问题已经回答，但我想指出另一种解决方案，如果不打算在运行时更改长度，该解决方案既快速又有效。在 main() 之前使用宏 #define 定义长度，在 main() 中，您的初始化将起作用：

#define length 10

int main()
{
    int boardAux[length][length] = {{0}};
}

Macros are run before the actual compilation and length will be a compile-time constant (as referred by David Rodríguez in his answer). It will actually substitute length with 10 before compilation.
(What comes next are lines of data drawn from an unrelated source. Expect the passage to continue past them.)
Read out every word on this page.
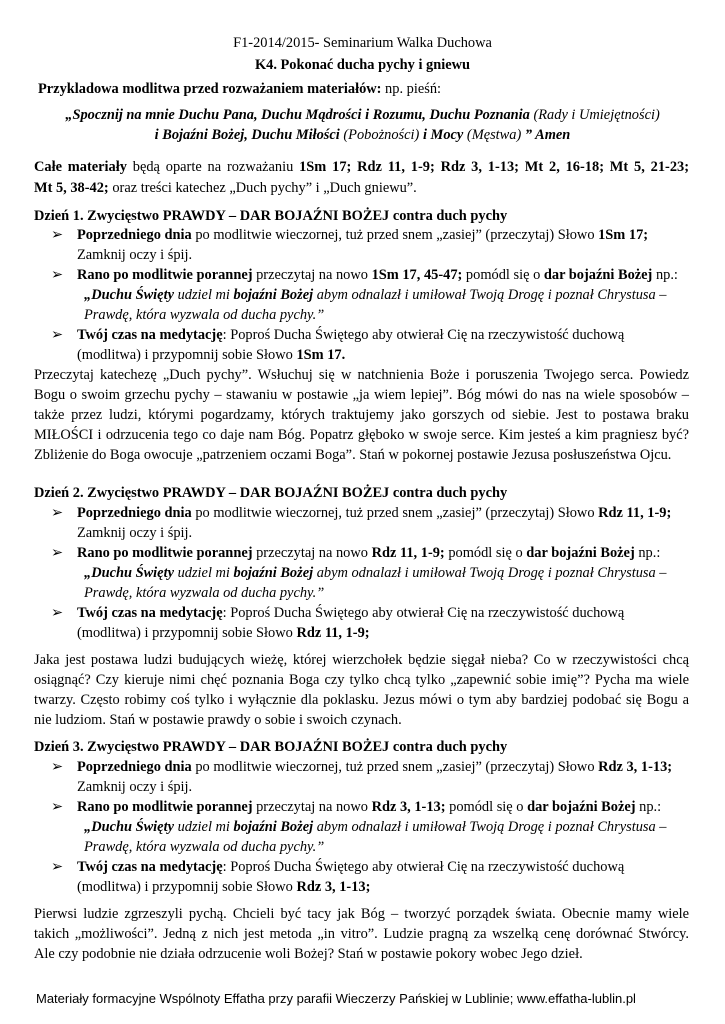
F1-2014/2015- Seminarium Walka Duchowa
K4. Pokonać ducha pychy i gniewu
Przykladowa modlitwa przed rozważaniem materiałów: np. pieśń:
„Spocznij na mnie Duchu Pana, Duchu Mądrości i Rozumu, Duchu Poznania (Rady i Umiejętności)
i Bojaźni Bożej, Duchu Miłości (Pobożności) i Mocy (Męstwa) ” Amen
Całe materiały będą oparte na rozważaniu 1Sm 17; Rdz 11, 1-9; Rdz 3, 1-13; Mt 2, 16-18; Mt 5, 21-23;
Mt 5, 38-42; oraz treści katechez „Duch pychy” i „Duch gniewu”.
Dzień 1. Zwycięstwo PRAWDY – DAR BOJAŹNI BOŻEJ contra duch pychy
➢ Poprzedniego dnia po modlitwie wieczornej, tuż przed snem „zasiej” (przeczytaj) Słowo 1Sm 17;
Zamknij oczy i śpij.
➢ Rano po modlitwie porannej przeczytaj na nowo 1Sm 17, 45-47; pomódl się o dar bojaźni Bożej np.:
„Duchu Święty udziel mi bojaźni Bożej abym odnalazł i umiłował Twoją Drogę i poznał Chrystusa –
Prawdę, która wyzwala od ducha pychy.”
➢ Twój czas na medytację: Poproś Ducha Świętego aby otwierał Cię na rzeczywistość duchową
(modlitwa) i przypomnij sobie Słowo 1Sm 17.
Przeczytaj katechezę „Duch pychy”. Wsłuchuj się w natchnienia Boże i poruszenia Twojego serca. Powiedz
Bogu o swoim grzechu pychy – stawaniu w postawie „ja wiem lepiej”. Bóg mówi do nas na wiele sposobów –
także przez ludzi, którymi pogardzamy, których traktujemy jako gorszych od siebie. Jest to postawa braku
MIŁOŚCI i odrzucenia tego co daje nam Bóg. Popatrz głęboko w swoje serce. Kim jesteś a kim pragniesz być?
Zbliżenie do Boga owocuje „patrzeniem oczami Boga”. Stań w pokornej postawie Jezusa posłuszeństwa Ojcu.
Dzień 2. Zwycięstwo PRAWDY – DAR BOJAŹNI BOŻEJ contra duch pychy
➢ Poprzedniego dnia po modlitwie wieczornej, tuż przed snem „zasiej” (przeczytaj) Słowo Rdz 11, 1-9;
Zamknij oczy i śpij.
➢ Rano po modlitwie porannej przeczytaj na nowo Rdz 11, 1-9; pomódl się o dar bojaźni Bożej np.:
„Duchu Święty udziel mi bojaźni Bożej abym odnalazł i umiłował Twoją Drogę i poznał Chrystusa –
Prawdę, która wyzwala od ducha pychy.”
➢ Twój czas na medytację: Poproś Ducha Świętego aby otwierał Cię na rzeczywistość duchową
(modlitwa) i przypomnij sobie Słowo Rdz 11, 1-9;
Jaka jest postawa ludzi budujących wieżę, której wierzchołek będzie sięgał nieba? Co w rzeczywistości chcą
osiągnąć? Czy kieruje nimi chęć poznania Boga czy tylko chcą tylko „zapewnić sobie imię”? Pycha ma wiele
twarzy. Często robimy coś tylko i wyłącznie dla poklasku. Jezus mówi o tym aby bardziej podobać się Bogu a
nie ludziom. Stań w postawie prawdy o sobie i swoich czynach.
Dzień 3. Zwycięstwo PRAWDY – DAR BOJAŹNI BOŻEJ contra duch pychy
➢ Poprzedniego dnia po modlitwie wieczornej, tuż przed snem „zasiej” (przeczytaj) Słowo Rdz 3, 1-13;
Zamknij oczy i śpij.
➢ Rano po modlitwie porannej przeczytaj na nowo Rdz 3, 1-13; pomódl się o dar bojaźni Bożej np.:
„Duchu Święty udziel mi bojaźni Bożej abym odnalazł i umiłował Twoją Drogę i poznał Chrystusa –
Prawdę, która wyzwala od ducha pychy.”
➢ Twój czas na medytację: Poproś Ducha Świętego aby otwierał Cię na rzeczywistość duchową
(modlitwa) i przypomnij sobie Słowo Rdz 3, 1-13;
Pierwsi ludzie zgrzeszyli pychą. Chcieli być tacy jak Bóg – tworzyć porządek świata. Obecnie mamy wiele
takich „możliwości”. Jedną z nich jest metoda „in vitro”. Ludzie pragną za wszelką cenę dorównać Stwórcy.
Ale czy podobnie nie działa odrzucenie woli Bożej? Stań w postawie pokory wobec Jego dzieł.
Materiały formacyjne Wspólnoty Effatha przy parafii Wieczerzy Pańskiej w Lublinie; www.effatha-lublin.pl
宏在实际编译之前运行，长度将是一个编译时常量（如 David Rodríguez 在他的回答中提到的）。它实际上会在编译前用 10 替换长度。

int size=5;
int ar[size ]={O};

/* This  operation gives an error -  
variable sized array may not be 
initialised.  Then just try this. 
*/
int size=5,i;
int ar[size];
for(i=0;i<size;i++)
{
    ar[i]=0;
}

Simply declare length to be a cons, if it is not then you should be allocating memory dynamically

只需将长度声明为缺点，如果不是，则您应该动态分配内存

For C++ separate declaration and initialization like this..

对于 C++ 这样的单独声明和初始化..

int a[n][m] ;
a[n][m]= {0};

You cannot do it. C compiler cannot do such a complex thing on stack.

你做不到。C 编译器不能在堆栈上做这么复杂的事情。

You have to use heap and dynamic allocation.

您必须使用堆和动态分配。

What you really need to do:

你真正需要做的：

• compute size (nmsizeof(element)) of the memory you need
• call malloc(size) to allocate the memory
• create an accessor: int* access(ptr,x,y,rowSize) { return ptr + y*rowSize + x; }

• 计算您需要的内存的大小 (n msizeof(element))
• 调用 malloc(size) 分配内存
• 创建一个访问器： int* access(ptr,x,y,rowSize) { return ptr + y*rowSize + x; }

Use *access(boardAux, x, y, size) = 42 to interact with the matrix.

使用 *access(boardAux, x, y, size) = 42 与矩阵交互。